Todos los brillantes, abrumadores y entretenidos viajes dialécticos de Ruiz dibujan círculos en torno a estas fuerzas de atracción: la imagen como fuente que determina la narración (y no al revés, como ejemplifica el 99% por ciento del audiovisual de ayer y hoy), y la película como estructura que no se compone de planos, sino que se descompone en ellos (cada cambio de toma es un potencial cambio de mundo), y cuyo valor estético radica en su capacidad animista: debe mirar al espectador tanto como éste a ella.
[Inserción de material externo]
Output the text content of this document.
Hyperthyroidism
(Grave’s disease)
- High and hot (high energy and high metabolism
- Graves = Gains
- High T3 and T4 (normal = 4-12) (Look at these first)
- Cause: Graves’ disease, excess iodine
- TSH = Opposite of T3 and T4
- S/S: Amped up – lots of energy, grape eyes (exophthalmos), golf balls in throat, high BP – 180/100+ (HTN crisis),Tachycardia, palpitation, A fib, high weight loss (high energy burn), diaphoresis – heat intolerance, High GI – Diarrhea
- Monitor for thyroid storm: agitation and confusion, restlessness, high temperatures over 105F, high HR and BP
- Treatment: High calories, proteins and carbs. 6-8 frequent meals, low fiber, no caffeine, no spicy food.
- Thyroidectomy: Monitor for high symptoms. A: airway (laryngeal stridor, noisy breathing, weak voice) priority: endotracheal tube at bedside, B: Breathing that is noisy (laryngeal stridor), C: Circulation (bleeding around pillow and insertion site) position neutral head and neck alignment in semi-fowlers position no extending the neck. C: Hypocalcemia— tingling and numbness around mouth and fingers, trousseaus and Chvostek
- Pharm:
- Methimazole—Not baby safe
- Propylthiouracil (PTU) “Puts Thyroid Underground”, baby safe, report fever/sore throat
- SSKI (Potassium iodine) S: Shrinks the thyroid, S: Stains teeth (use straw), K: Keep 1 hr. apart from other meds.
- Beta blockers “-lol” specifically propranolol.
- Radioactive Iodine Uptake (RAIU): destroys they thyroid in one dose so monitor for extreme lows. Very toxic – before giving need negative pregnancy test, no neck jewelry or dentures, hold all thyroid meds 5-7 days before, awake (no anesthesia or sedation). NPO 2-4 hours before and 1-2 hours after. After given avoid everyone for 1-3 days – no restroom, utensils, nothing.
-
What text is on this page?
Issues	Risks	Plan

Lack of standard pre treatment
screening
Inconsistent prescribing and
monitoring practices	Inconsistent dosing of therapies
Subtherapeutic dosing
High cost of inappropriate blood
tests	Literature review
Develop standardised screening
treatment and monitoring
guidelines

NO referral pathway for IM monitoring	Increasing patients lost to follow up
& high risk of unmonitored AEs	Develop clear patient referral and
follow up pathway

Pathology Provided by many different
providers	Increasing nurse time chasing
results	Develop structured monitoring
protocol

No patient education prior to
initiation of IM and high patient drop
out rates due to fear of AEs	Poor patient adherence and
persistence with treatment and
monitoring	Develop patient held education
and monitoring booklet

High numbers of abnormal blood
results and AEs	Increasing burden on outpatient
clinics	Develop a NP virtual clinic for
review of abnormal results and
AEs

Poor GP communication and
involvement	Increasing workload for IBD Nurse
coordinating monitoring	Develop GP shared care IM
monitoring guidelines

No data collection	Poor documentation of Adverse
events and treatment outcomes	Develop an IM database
En torno a esta idea, cara al pensamiento de Serge Daney y Jean-Louis Schefer, Ruiz deja las páginas más inolvidables, por bellas, poéticas y rigurosas, de este legado teórico, reflexiones certeras alrededor de esa película subterránea -esa "película de al lado" que tanto tiene que ver con esa "noche de enfrente" con la que el chileno puso punto final a su obra cinematográfica- que habita toda película consciente. Ruiz, chamán barroco, le da aquí una vuelta de tuerca alegórica a esas películas que miraron nuestra infancia o que en el momento de verlas sabían más de nosotros que nosotros mismos, ya que para él los propios filmes tenían vida propia y cambiaban con el tiempo, de la misma manera que el verdadero espectador era aquel capaz de proyectar su película sobre la que aparecía en la pantalla. Lo que se hace evidente a la hora de leer tamaña acumulación de ideas y relatos es que Ruiz filmaba sin cámara, y que para él eran tan importantes las películas que rodó como las que no salieron de su cabeza, las que vagaban entre sus sueños y le rondaban como dicen que rondan los fantasmas.